Like when Tilo journeyed to Kashmir, it was autumn and Roy wrote “autumn in the Valley was the season of immodest abundance. The sun slanted down on the lavender haze of zaffran crocuses in bloom. Orchards were heavy with fruit, the Chinar trees were on fire.” Then after few lines, in the next paragraph, she described “every fifty meters, on either side of the road, there was a heavily armed soldier…In every part of the legendary Valley of Kashmir whatever people might be doing…they were in the rifle-sights of a soldier…they were a legitimate target.”

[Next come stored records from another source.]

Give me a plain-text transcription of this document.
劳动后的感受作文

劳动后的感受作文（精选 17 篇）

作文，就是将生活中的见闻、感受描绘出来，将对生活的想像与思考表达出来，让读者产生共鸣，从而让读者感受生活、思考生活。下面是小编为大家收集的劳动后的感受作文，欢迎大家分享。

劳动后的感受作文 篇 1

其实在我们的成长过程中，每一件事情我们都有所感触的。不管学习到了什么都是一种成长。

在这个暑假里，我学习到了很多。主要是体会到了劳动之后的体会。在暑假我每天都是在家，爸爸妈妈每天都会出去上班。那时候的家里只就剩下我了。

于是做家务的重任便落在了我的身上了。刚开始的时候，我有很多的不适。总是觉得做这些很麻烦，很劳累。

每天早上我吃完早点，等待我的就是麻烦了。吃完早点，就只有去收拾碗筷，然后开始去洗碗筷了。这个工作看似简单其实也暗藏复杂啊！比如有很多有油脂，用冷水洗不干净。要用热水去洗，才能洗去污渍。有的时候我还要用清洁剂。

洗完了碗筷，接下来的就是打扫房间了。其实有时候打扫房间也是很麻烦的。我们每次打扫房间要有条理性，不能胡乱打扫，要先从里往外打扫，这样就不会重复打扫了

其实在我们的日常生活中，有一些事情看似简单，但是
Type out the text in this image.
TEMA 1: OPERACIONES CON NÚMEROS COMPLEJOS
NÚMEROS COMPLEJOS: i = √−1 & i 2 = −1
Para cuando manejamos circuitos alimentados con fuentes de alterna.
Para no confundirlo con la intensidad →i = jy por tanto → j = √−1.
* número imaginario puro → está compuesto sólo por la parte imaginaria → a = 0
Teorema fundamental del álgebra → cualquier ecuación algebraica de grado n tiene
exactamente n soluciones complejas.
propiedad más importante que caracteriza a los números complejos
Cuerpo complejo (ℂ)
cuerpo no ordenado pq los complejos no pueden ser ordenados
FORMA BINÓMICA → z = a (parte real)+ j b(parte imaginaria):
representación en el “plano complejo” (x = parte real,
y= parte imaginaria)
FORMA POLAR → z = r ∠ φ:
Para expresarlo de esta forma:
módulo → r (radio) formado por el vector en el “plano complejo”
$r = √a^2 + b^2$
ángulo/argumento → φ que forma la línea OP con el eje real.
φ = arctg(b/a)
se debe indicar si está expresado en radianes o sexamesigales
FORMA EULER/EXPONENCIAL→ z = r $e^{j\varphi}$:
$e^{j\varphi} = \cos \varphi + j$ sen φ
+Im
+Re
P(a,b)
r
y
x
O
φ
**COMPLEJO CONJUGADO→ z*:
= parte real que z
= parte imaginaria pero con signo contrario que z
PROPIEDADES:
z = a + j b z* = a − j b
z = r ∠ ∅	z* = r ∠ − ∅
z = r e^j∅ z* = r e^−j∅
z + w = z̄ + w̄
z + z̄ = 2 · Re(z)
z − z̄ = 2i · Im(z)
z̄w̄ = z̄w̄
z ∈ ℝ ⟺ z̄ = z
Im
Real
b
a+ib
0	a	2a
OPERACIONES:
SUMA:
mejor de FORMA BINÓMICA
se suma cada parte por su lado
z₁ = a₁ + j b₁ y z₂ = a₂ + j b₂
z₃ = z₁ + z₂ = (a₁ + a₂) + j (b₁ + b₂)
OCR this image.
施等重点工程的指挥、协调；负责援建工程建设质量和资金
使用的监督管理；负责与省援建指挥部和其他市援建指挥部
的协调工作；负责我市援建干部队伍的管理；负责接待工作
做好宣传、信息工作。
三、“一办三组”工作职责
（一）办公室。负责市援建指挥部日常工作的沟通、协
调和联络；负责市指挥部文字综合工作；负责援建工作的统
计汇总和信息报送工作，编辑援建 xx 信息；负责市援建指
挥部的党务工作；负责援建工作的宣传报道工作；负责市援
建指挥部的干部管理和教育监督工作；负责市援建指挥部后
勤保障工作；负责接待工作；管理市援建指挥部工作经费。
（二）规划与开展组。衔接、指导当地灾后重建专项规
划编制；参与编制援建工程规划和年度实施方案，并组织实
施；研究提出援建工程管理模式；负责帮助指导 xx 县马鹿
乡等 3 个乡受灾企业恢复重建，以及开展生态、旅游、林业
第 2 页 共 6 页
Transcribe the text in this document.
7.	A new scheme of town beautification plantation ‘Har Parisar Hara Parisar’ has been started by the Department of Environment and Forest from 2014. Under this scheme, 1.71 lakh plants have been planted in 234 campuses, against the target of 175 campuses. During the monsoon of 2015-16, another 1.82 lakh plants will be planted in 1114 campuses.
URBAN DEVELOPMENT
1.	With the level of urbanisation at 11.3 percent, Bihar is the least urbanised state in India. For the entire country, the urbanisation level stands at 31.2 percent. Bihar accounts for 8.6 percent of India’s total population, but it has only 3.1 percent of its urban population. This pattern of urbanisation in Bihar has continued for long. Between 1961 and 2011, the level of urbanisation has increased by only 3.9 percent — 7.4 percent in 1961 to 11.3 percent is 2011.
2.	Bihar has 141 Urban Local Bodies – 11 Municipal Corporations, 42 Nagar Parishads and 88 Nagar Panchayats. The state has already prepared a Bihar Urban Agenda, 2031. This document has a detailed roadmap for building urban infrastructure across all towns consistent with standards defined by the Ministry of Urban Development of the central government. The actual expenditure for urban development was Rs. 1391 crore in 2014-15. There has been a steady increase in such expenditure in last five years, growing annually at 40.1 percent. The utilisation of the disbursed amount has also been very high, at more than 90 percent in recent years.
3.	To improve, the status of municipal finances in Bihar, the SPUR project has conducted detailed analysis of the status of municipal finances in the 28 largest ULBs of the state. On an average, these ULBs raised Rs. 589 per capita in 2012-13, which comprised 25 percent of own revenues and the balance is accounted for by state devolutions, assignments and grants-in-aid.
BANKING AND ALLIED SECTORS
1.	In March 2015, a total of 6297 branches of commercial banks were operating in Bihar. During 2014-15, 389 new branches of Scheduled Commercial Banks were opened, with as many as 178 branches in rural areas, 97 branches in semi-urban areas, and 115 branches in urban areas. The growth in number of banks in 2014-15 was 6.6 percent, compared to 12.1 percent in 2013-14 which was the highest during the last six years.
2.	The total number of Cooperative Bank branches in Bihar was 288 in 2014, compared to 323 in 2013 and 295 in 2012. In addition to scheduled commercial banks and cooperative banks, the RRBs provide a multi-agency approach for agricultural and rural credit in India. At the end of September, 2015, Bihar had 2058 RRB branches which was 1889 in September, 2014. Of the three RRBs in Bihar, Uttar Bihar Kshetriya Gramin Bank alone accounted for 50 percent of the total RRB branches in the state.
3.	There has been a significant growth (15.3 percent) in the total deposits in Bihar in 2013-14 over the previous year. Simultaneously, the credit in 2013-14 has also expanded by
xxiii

The Ministry of Utmost Happiness may not be as good as her last book because of throwing away the storytelling and speaking the mind unhindered and un-guised. The strong portions of the book, Chapter 7 (The Landlord) and Chapter 8 (The Tenant) were the weakest portions of the book also. The reason was Roy had pushed her views and thoughts on different issues of contemporary India keeping Kashmir in the central stage. This portion is an exhilarating one making the reader be in the state of brown thought at the same time restlessness questioning on the objectives of the authoress as she laden it with not facts but her thoughts, shifting away from the storytelling. The story of Anjum at the beginning at times become a long prologue making the start a slow one. But, Roy holds her leash in this portion as she draws the portrait of a life of a eunuch in the Indian society showing her struggle to hold the position of her being different in the great Indian society.
Overall, Ministry is an important book of this time encapsulating the dark history of Kashmir within it, the time. A few years later, though, the book may need an appendix to discuss the points that Roy had imbued and mixed in this fiction of hers making them clear to the readers of the coming generation.